Maintenir les repères

Même sans actions de grande envergure, le maintien de la coopération a notamment permis de préserver des éléments de culture locale essentiels pour la population, comme la Fête de l'Empereur, contribuant à conserver un semblant de normalité dans un contexte qui n'en n'offre pas beaucoup l'occasion.
L'une des forces de cette coopération est aussi de s'intéresser à la jeunesse. C'est un véritable enjeu pour éviter tant la fuite des compétences à l'étranger que l'embrigadement dans les gangs qui gagnent chaque jour en influence sur le territoire.
Ainsi les jeunes ont accès à des activités mais aussi des formations, renforçant leur engagement sur leur territoire et leur offrant des perspectives. Par exemple, des jeunes de 10/12 ans qui ont été bénéficiaires des activités peuvent ensuite se former pour en assurer la continuité (via des formations d'animateur). Un nouveau dispositif lancé cette année permet d'aller encore plus loin avec les jeunes adultes via la création d'une forme de volontariat dans les institutions locales. En parallèle, les jeunes mobilisés sont formés à la gestion de projet par le montage d'actions autour de la citoyenneté.

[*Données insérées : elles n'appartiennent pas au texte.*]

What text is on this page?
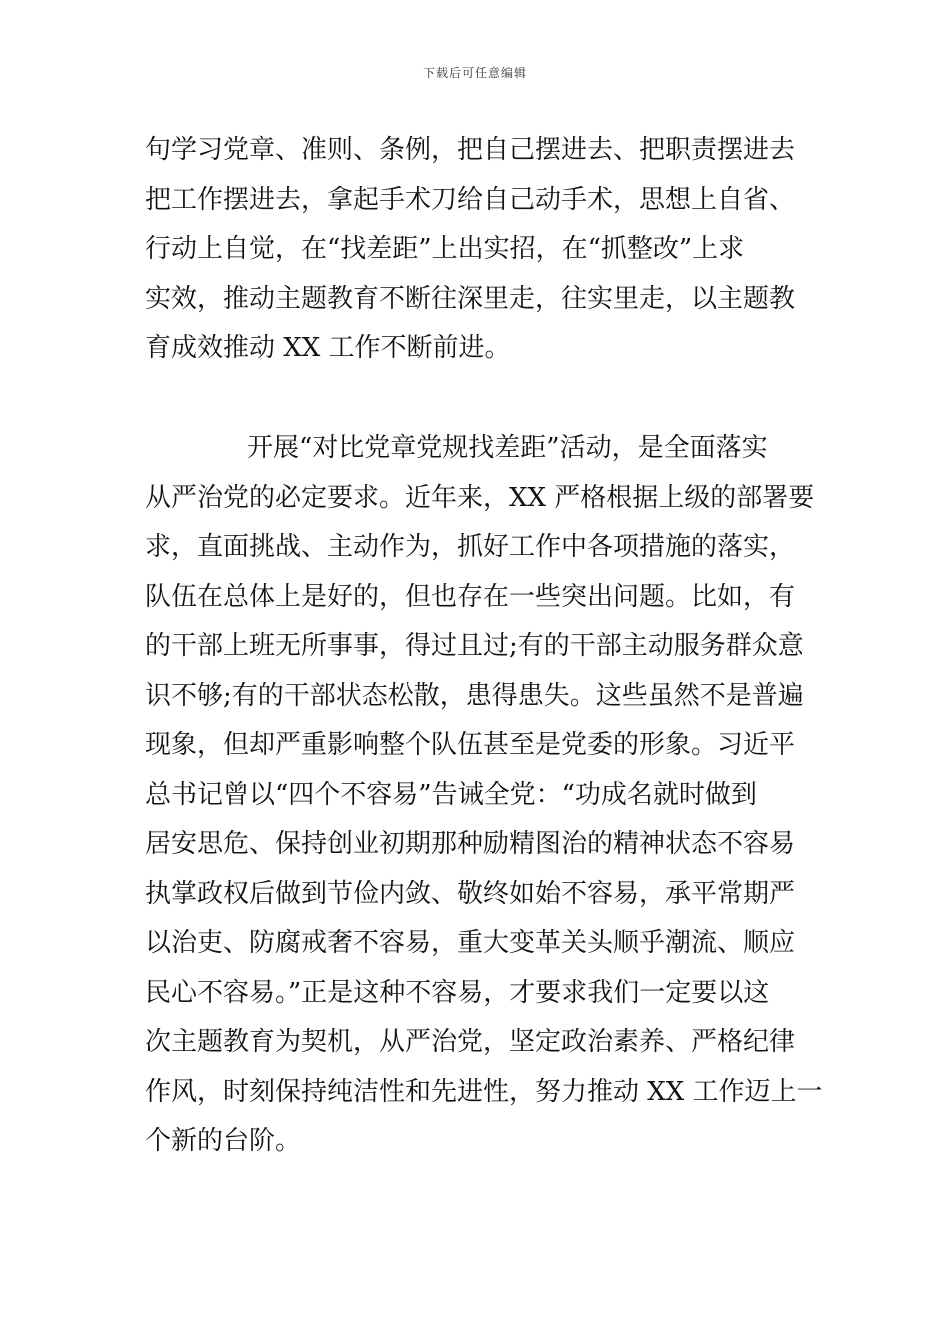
下载后可任意编辑
句学习党章、准则、条例，把自己摆进去、把职责摆进去
把工作摆进去，拿起手术刀给自己动手术，思想上自省、
行动上自觉，在“找差距”上出实招，在“抓整改”上求
实效，推动主题教育不断往深里走，往实里走，以主题教
育成效推动 XX 工作不断前进。
开展“对比党章党规找差距”活动，是全面落实
从严治党的必定要求。近年来，XX 严格根据上级的部署要
求，直面挑战、主动作为，抓好工作中各项措施的落实，
队伍在总体上是好的，但也存在一些突出问题。比如，有
的干部上班无所事事，得过且过;有的干部主动服务群众意
识不够;有的干部状态松散，患得患失。这些虽然不是普遍
现象，但却严重影响整个队伍甚至是党委的形象。习近平
总书记曾以“四个不容易”告诫全党：“功成名就时做到
居安思危、保持创业初期那种励精图治的精神状态不容易
执掌政权后做到节俭内敛、敬终如始不容易，承平常期严
以治吏、防腐戒奢不容易，重大变革关头顺乎潮流、顺应
民心不容易。”正是这种不容易，才要求我们一定要以这
次主题教育为契机，从严治党，坚定政治素养、严格纪律
作风，时刻保持纯洁性和先进性，努力推动 XX 工作迈上一
个新的台阶。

Ce dispositif a été réfléchi et co-construit avec des professionnels jeunesses de Savoie afin d'élaborer un programme et un fonctionnement adaptés à Haïti.
Quand la situation sécuritaire se sera améliorée, l'objectif est d'organiser des échanges physiques entre des jeunes dessaliniens et savoyards.

Limiter l'impact des crises

Autre axe intéressant de cette coopération qui s'inscrit dans la durée : l'action locale et ciblée permet parfois de réduire considérablement l'impact des crises.
Il y a eu récemment une résurgence du choléra en Haïti.
Dans le cadre de la coopération, PSs travaille depuis des années avec les institutions sanitaires locales dans le cadre de la promotion de l'hygiène. Alors, quand il y a eu des cas de choléra sur le secteur, PSs a été sollicitée.
Il n'était clairement pas possible de créer un hôpital de campagne (pas les moyens, pas la compétence) mais par contre, sur place, les équipes étaient déjà mobilisées et un fonds d'urgence existait. Cela a permis la mise en place rapide d'équipes de prévention auprès des populations dès l'identification de cas de choléra.
Ces actions de prévention ont eu de bons résultats et ont contribué à circonscrire l'épidémie, là où les autorités locales ont parfois tardé à faire appel à de grosses ONG internationales.  
Rien de tout cela n'aurait été possible sans un solide ancrage local de la coopération.
Ces exemples montrent l'importance des liens entre territoires, au-delà des liens purement institutionnels et dans un souci de réciprocité, encore plus en période de crise.

Article rédigé avec la collaboration de l'équipe de PSs (R. Ferrut) et du CAPDEL (P. Chery)

Une nouvelle coopération avec le Liban

Le Département de la Savoie, fort de ses expériences avec Haïti, le Sénégal, et anciennement avec la Roumanie, a décidé en 2021 de s'engager dans une nouvelle coopération avec le Liban.

En 2022 se sont ainsi tissés des liens avec des collectivités locales libanaises. La première action concrète a été réalisée en 2023 avec la Commune de Qaa dans le domaine de l'énergie solaire, via l'équipement d'écoles en panneaux solaires et l'animation d'ateliers de sensibilisation aux écogestes. Puis le thème de l'insertion socio-économique des jeunes a été choisi pour la suite du partenariat.

Mais la guerre au Proche-Orient est venue complexifier les choses, avec notamment une arrivée importante de familles déplacées à Qaa. Soucieux d'être aux côtés de son partenaire dans ce contexte de crise, le Département de la Savoie a voté cet automne une aide exceptionnelle de 15 000 € pour contribuer à cet accueil d'urgence et co-construire une action d'accompagnement psycho-social auprès de la jeunesse.